O nada realista mundo das Novelas


   Eu acho que comecei com “A Usurpadora” em uma das um milhão de vezes em que o SBT exibiu. Ou pode ter sido também com “Senhora do Destino”. Eu não sei ao certo. Tenho mais lembranças do meu tempo de creche como uma criança doida e problemática do que de novelas antes de 2006, tirando aquelas que reprisaram. Eu vi algumas daquelas também.
   É curioso pensar que alguém como eu, um cara nos seus vinte e poucos anos gosta de novelas. Bem, não é que eu goste de novelas. Eu gosto de boas histórias, independente de como elas venham, então, algumas novelas acabam me chamando a atenção, sobretudo as mais antigas. Enfim, o meu vício mesmo é por boas histórias, algo hoje em dia raro nesse contexto.
   Cara, posso ter começado também, pensando bem agora, com “Laços de Família”. Aquela cena da Carolina Dieckman raspando a cabeça ao som de uma das músicas mais mela-cueca da história do universo segue presa na minha cabeça.
   A grande questão é que, depois que eu cresci, eu comecei a perceber que as novelas não são feitas para você se espelhar naquilo, não são feitas para refletir a vida do telespectador, mas sim, para mostrar para ele tudo aquilo que a vida não é. Sobretudo as novelas da rede Globo. As novelas da rede Globo são situadas em um micro universo onde só existe o Rio de Janeiro, e metade do Rio de Janeiro são a Lapa, Copacabana e as praias. E onde quase todo mundo é rico, menos um percentual de uns três por cento que vivem todos amontoados em um cantinho do estado. Já viu um pobre morar longe de outro em alguma novela? Pois é, estão sempre todos juntos ali.
   Os maiores pontos turísticos internacionais, no universo das novelas, estão todos reunidos em uma grande ilha há 30 quilômetros da costa do rio, então você vai e volta a hora que quiser.
   Também existe nesse universo uma altíssima produção de comida, onde normalmente se enchem mesas enormes de comida, não importa se o jantar é só para um ou dois, e quando termina, normalmente nem 10% daquilo se vê sendo comido, quando se vê. E as mesas têm que ser sempre enormes. “Ah, mas só mora uma pessoa na casa”. Dane-se, ela vai sentar-se sozinha na mesa. Tirando o núcleo pobre do bairrinho. Só pobre tem mesas pequenas nesse universo.
   E detalhe: Todo mundo vai dormir e acorda maquiado. Inclusive o núcleo pobre! E ninguém, mas absolutamente ninguém vai acordar com o cabelo bagunçado!

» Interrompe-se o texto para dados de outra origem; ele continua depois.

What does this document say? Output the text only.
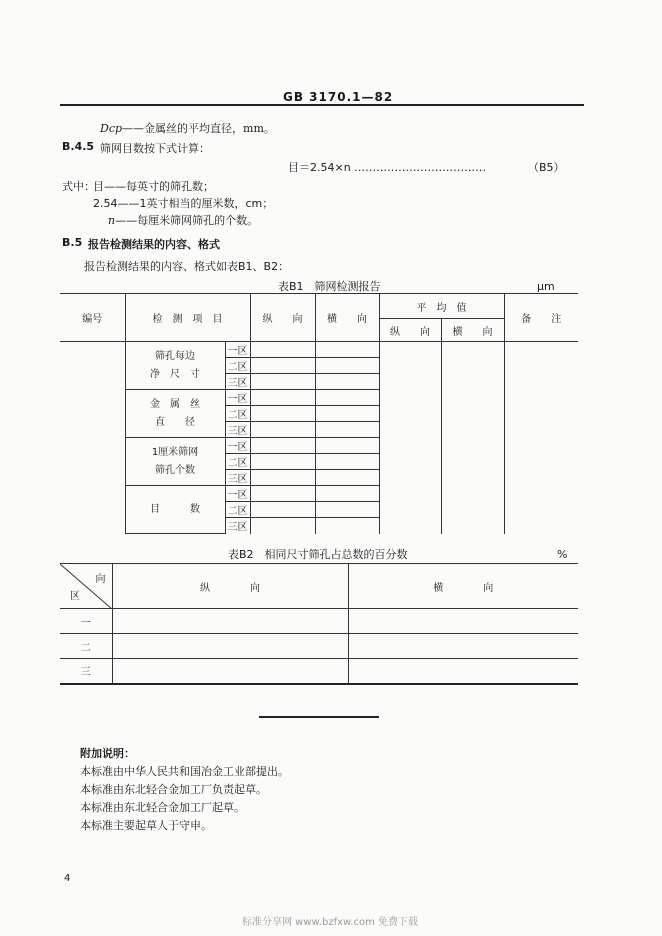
GB 3170.1—82
Dcp——金属丝的平均直径，mm。
B.4.5 筛网目数按下式计算：
目＝2.54×n ………………………………	（B5）
式中：
目——每英寸的筛孔数；
2.54——1英寸相当的厘米数，cm；
n——每厘米筛网筛孔的个数。
B.5 报告检测结果的内容、格式
报告检测结果的内容、格式如表B1、B2：
表B1　筛网检测报告	μm
编号	检　测　项　目		纵　　向	横　　向	平　均　值		备　　注
					纵　　向	横　　向	

	筛孔每边
净　尺　寸	一区					
		二区					
		三区					

	金　属　丝
直　　径	一区					
		二区					
		三区					

	1厘米筛网
筛孔个数	一区					
		二区					
		三区					

	目　　　数	一区					
		二区					
		三区					
表B2　相同尺寸筛孔占总数的百分数	%
向
区	纵　　　　向	横　　　　向
一		
二		
三		
附加说明：
本标准由中华人民共和国冶金工业部提出。
本标准由东北轻合金加工厂负责起草。
本标准由东北轻合金加工厂起草。
本标准主要起草人于守申。
4
标准分享网 www.bzfxw.com 免费下载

   Outra regra: Toda família rica tem que ter pelo menos um ou dois loucos psicóticos sem contas para pagar, bocas para alimentar e sem o próprio rabo para cuidar, mas com o único propósito de ferrar com a vida do coleguinha de um jeito ou de outro, e que sempre, por via de regra, após um prazo de seis meses da suas artimanhas, deverá ser preso ou morrer de algum jeito estúpido, mas sempre num prazo exato de seis meses. Nunca antes disso.
   E detalhe, para ser feliz todo mundo tem que casar no final. Não existe felicidade sem casamento, pelo menos no núcleo rico. Isso porque nesse universo ninguém se basta: A mulher tem que passar, por via de regra, a trama inteira atrás do mesmo homem, ou alternando entre dois, porque triângulo amoroso vende. Se for do núcleo pobre pode andar de galho em galho também, mas só se for do núcleo pobre!

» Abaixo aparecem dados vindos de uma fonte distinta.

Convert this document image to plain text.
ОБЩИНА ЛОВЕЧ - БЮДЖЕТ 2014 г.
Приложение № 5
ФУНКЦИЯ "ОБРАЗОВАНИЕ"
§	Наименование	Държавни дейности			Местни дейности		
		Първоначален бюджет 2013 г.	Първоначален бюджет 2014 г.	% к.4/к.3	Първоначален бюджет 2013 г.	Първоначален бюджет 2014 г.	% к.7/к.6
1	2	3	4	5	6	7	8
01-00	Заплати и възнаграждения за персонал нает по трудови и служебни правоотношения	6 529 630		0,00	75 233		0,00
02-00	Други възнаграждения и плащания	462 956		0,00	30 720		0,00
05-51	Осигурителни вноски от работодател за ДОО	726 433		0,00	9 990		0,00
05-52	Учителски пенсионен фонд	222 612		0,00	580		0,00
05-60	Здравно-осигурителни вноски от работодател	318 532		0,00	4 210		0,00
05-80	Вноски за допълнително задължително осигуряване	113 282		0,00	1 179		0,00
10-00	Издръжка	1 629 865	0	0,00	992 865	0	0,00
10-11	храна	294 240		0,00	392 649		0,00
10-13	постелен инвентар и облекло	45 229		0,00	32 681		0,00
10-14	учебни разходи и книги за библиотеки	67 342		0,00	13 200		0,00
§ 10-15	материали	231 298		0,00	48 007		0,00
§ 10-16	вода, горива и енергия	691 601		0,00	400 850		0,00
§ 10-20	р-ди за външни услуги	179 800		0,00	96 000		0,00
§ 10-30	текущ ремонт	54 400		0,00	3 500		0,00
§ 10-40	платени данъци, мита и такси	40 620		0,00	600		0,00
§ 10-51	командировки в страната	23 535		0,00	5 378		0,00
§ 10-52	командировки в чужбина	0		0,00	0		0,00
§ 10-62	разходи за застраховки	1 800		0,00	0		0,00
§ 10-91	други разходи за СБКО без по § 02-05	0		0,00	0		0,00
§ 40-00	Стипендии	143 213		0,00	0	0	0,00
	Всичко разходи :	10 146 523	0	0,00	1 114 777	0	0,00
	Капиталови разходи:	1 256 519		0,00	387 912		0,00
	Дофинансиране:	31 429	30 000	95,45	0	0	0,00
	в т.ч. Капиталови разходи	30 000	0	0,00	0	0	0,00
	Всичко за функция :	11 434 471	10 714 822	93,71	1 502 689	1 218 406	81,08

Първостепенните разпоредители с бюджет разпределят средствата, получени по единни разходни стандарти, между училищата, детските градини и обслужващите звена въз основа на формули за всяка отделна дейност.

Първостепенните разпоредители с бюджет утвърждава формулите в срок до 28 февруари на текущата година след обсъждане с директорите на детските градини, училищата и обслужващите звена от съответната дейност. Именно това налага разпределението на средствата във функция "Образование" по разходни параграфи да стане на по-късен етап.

   Outra regra: Se alguém tiver um irmão gêmeo, um dos dois tem que ser o vilão, isso é obrigatório. Nada de ambos serem vilões ou bonzinhos, um precisa obrigatoriamente querer ferrar com a vida do outro, ou roubar o namorado do outro, ou os dois.

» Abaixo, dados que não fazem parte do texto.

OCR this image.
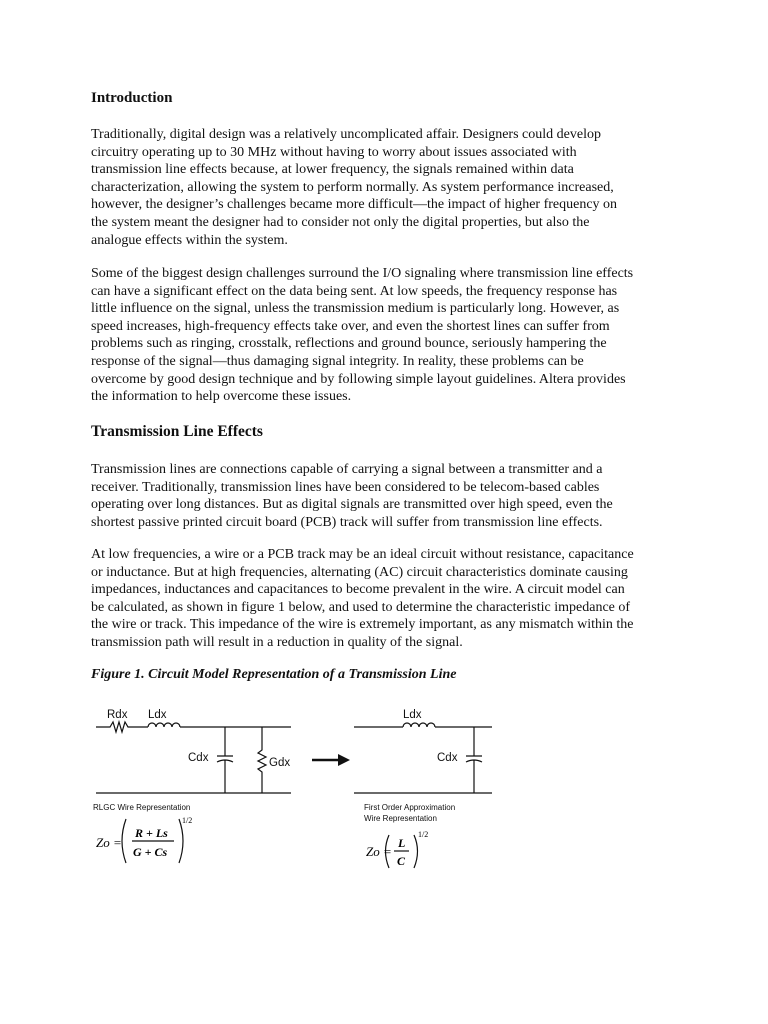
Introduction

Traditionally, digital design was a relatively uncomplicated affair. Designers could develop
circuitry operating up to 30 MHz without having to worry about issues associated with
transmission line effects because, at lower frequency, the signals remained within data
characterization, allowing the system to perform normally. As system performance increased,
however, the designer’s challenges became more difficult—the impact of higher frequency on
the system meant the designer had to consider not only the digital properties, but also the
analogue effects within the system.

Some of the biggest design challenges surround the I/O signaling where transmission line effects
can have a significant effect on the data being sent. At low speeds, the frequency response has
little influence on the signal, unless the transmission medium is particularly long. However, as
speed increases, high-frequency effects take over, and even the shortest lines can suffer from
problems such as ringing, crosstalk, reflections and ground bounce, seriously hampering the
response of the signal—thus damaging signal integrity. In reality, these problems can be
overcome by good design technique and by following simple layout guidelines. Altera provides
the information to help overcome these issues.

Transmission Line Effects

Transmission lines are connections capable of carrying a signal between a transmitter and a
receiver. Traditionally, transmission lines have been considered to be telecom-based cables
operating over long distances. But as digital signals are transmitted over high speed, even the
shortest passive printed circuit board (PCB) track will suffer from transmission line effects.

At low frequencies, a wire or a PCB track may be an ideal circuit without resistance, capacitance
or inductance. But at high frequencies, alternating (AC) circuit characteristics dominate causing
impedances, inductances and capacitances to become prevalent in the wire. A circuit model can
be calculated, as shown in figure 1 below, and used to determine the characteristic impedance of
the wire or track. This impedance of the wire is extremely important, as any mismatch within the
transmission path will result in a reduction in quality of the signal.

Figure 1. Circuit Model Representation of a Transmission Line

Rdx Ldx
Cdx	Gdx
RLGC Wire Representation
Ldx
Cdx
First Order Approximation
Wire Representation
Zo =
R + Ls
G + Cs
1/2
Zo =
L
C
1/2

   E por fim, mas não menos importante: Ao final da novela o núcleo rico não vai virar amigo e nem fazer nenhuma caridade para o núcleo pobre. A não ser que a protagonista venha do núcleo pobre, porque o galã tem que comer alguém no final para o “felizes para sempre” acontecer. Mas se isso acontecer, ele vai levá-la para a sua mansão e a família da moça pode esquecer que ela existiu um dia.
   Eis a fórmula para uma boa novela. Grandes emissoras seguem ad infinitum, para você sonhar ad infinitum que morar no Rio deve ser uma aventura cheia de emoções. Em um próximo livro escreverei sobre o maravilhoso universo de novelas infantis do SBT onde toda criança nasce sabendo cantar e faz isso em absolutamente qualquer situação, como se a vida fosse um eterno musical da Broadway.